Intercarrier compensation reform could be a sticking point in moving any legislation, Stearns told us. He said some committee members don’t want to change the current system or don’t believe there’s any rush. Nearly all witnesses called for reform, Covad Gen. Counsel James Kirkland saying the current system is “broken.” But Citron, citing different connection rates for wireless providers, said his company should avoid paying for connecting to the public-switched telephone network (PSTN) until compensation reform is complete. Greene said Vonage and other VoIP providers should be paying now. Cablevision Systems COO Thomas Rutledge said his company is paying for PSTN connections through its CLEC, Lightpath. VoIP calls among Cablevision customers never hit the PSTN and thus no compensation is paid -- but when a call is placed to a PSTN line compensation is paid. Vidal said “perhaps 20 years from now, all calls will be IP-IP,” but for now VoIP providers and customers “continue to live in a no-man’s land, with no clear direction from regulators.” Meanwhile, Kirkland and Martine took the opportunity to urge continued access to unbundled network elements (UNEs), which they said were critical to VoIP deployment.

VoIP Just Packets, Carlisle Says

Carlisle insisted VoIP is just another form of transmitting digital bits via packets. “Saying VoIP is just another way to make a phone call is very much like saying that Amazon.com is simply an alternative technology for selling books.” He said e-commerce has “changed the way we shop for things,” and VoIP and other IP-based services can have the same social impact. It’s also a different business model. Under plain-old-telephone-service (POTS), “whoever owns the pipe into your home owns you as a customer,” he said, whereas VoIP is “less a stand-alone service you buy and more a free or almost-free add-on to something else.” VoIP comes in different “flavors,” he said, which is why AT&T’s service was placed under Title II and Pulver’s service under Title I, but he said that the FCC “is still constrained by this structure.”

Asked by Rep. Eshoo (D-Cal.) whether eventually the content carried in packets online will become irrelevant from a regulatory standpoint, Carlisle said “we're already there.” It’s reasonable to ask, he said, “why we should take one bit stream out” from other packets for specific regulation. That point was made by Telecom Subcommittee ranking Democrat Markey (Mass.), who with Rep. Cox (R-Cal.) hoped the FCC would take a hands-off approach to VoIP in its current rulemaking.

All 9 witnesses at the hearing said VoIP providers should comply with CALEA, though about 1/2 called VoIP an information service, which would exempt it from CALEA. Some providers said they already were cooperating with law enforcement. There was also strong support for providing reliable 911 service, although the general sentiment was that the private sector should be left to develop that approach without a regulatory mandate. There also was little dispute about making VoIP providers pay into the Universal Service Fund, although there also was little consensus on how that should be done. Still, while calling the USF program “broken,” Martine said she wanted to “emphasize that nothing about VoIP threatens universal service… we support VoIP being part of the broader reform of the USF system.”

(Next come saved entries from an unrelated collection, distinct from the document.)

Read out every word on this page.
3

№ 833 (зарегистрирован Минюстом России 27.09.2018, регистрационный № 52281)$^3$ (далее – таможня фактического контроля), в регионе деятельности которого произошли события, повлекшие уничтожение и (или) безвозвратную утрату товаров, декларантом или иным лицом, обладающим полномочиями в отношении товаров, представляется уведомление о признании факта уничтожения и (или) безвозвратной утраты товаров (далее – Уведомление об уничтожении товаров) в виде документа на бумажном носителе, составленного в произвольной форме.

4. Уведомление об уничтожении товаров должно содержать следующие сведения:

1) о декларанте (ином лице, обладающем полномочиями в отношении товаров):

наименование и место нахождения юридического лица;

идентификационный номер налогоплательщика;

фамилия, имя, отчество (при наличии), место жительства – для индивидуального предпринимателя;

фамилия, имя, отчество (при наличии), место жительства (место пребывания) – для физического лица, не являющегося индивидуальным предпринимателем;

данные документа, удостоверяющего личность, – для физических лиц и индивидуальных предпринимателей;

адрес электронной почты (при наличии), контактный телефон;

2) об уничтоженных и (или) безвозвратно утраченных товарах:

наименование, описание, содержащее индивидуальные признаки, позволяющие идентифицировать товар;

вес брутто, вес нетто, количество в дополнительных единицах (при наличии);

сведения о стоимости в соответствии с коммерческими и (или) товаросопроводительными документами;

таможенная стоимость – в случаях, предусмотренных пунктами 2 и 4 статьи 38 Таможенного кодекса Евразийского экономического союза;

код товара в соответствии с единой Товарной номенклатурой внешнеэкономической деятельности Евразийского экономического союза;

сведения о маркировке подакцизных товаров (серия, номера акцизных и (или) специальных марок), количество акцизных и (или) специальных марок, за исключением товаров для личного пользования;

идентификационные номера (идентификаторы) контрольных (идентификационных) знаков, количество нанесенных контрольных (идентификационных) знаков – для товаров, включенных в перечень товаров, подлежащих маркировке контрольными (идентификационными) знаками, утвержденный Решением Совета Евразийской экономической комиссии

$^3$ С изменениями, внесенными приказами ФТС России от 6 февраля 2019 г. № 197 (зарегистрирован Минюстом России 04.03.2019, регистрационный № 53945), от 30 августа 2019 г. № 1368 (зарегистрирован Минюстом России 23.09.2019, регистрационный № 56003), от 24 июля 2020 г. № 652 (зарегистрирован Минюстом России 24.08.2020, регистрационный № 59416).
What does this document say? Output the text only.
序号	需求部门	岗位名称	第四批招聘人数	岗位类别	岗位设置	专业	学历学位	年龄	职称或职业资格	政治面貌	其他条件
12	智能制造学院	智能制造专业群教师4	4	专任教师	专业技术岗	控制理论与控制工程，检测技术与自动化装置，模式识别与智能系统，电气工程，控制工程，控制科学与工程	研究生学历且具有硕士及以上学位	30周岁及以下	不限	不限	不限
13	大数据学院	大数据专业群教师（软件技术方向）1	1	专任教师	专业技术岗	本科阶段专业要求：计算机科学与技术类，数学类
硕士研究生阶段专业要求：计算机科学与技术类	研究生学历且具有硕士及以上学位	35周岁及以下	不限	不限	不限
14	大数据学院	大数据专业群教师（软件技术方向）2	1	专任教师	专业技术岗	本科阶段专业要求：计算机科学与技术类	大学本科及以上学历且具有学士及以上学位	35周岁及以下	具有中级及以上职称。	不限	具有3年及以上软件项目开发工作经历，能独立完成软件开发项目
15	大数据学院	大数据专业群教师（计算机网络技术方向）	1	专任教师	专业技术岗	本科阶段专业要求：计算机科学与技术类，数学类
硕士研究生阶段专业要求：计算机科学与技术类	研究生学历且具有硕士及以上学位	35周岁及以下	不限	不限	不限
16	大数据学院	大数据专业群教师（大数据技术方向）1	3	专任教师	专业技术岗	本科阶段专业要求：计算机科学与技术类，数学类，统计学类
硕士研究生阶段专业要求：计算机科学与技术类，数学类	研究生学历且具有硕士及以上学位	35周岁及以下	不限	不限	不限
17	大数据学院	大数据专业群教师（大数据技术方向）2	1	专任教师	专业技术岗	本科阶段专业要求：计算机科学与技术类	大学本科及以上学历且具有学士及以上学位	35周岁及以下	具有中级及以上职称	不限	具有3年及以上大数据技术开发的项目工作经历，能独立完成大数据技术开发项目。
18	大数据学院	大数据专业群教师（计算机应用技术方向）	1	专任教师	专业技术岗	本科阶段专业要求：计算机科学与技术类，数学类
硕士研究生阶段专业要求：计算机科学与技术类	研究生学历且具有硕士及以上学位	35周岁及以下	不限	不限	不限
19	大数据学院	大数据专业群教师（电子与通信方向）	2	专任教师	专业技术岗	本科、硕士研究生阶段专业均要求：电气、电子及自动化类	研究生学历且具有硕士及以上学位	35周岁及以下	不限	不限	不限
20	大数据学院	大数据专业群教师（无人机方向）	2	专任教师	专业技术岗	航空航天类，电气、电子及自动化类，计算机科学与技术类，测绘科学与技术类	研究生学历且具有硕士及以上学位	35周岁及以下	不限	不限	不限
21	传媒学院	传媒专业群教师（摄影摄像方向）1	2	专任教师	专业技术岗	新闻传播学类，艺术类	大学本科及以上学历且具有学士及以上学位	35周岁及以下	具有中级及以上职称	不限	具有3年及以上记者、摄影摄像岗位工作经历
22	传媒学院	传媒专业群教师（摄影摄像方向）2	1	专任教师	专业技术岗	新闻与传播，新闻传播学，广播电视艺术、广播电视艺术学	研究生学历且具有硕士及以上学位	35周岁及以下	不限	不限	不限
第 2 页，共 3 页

Jensen urged Congress to strengthen and expand USF, including having it promote broadband, which witnesses agreed is necessary VoIP. Rep. Towns (D-N.Y.) said “many of my constituents don’t have dial-up, let alone broadband, so VoIP is not a concern in the near future.” He said “if high- paying profitable customers migrate to VoIP, there could be serious consequences for universal service and the maintenance of the [PSTN].” He expressed sympathy with a “broader Internet approach” rather than “simply tackling VoIP.”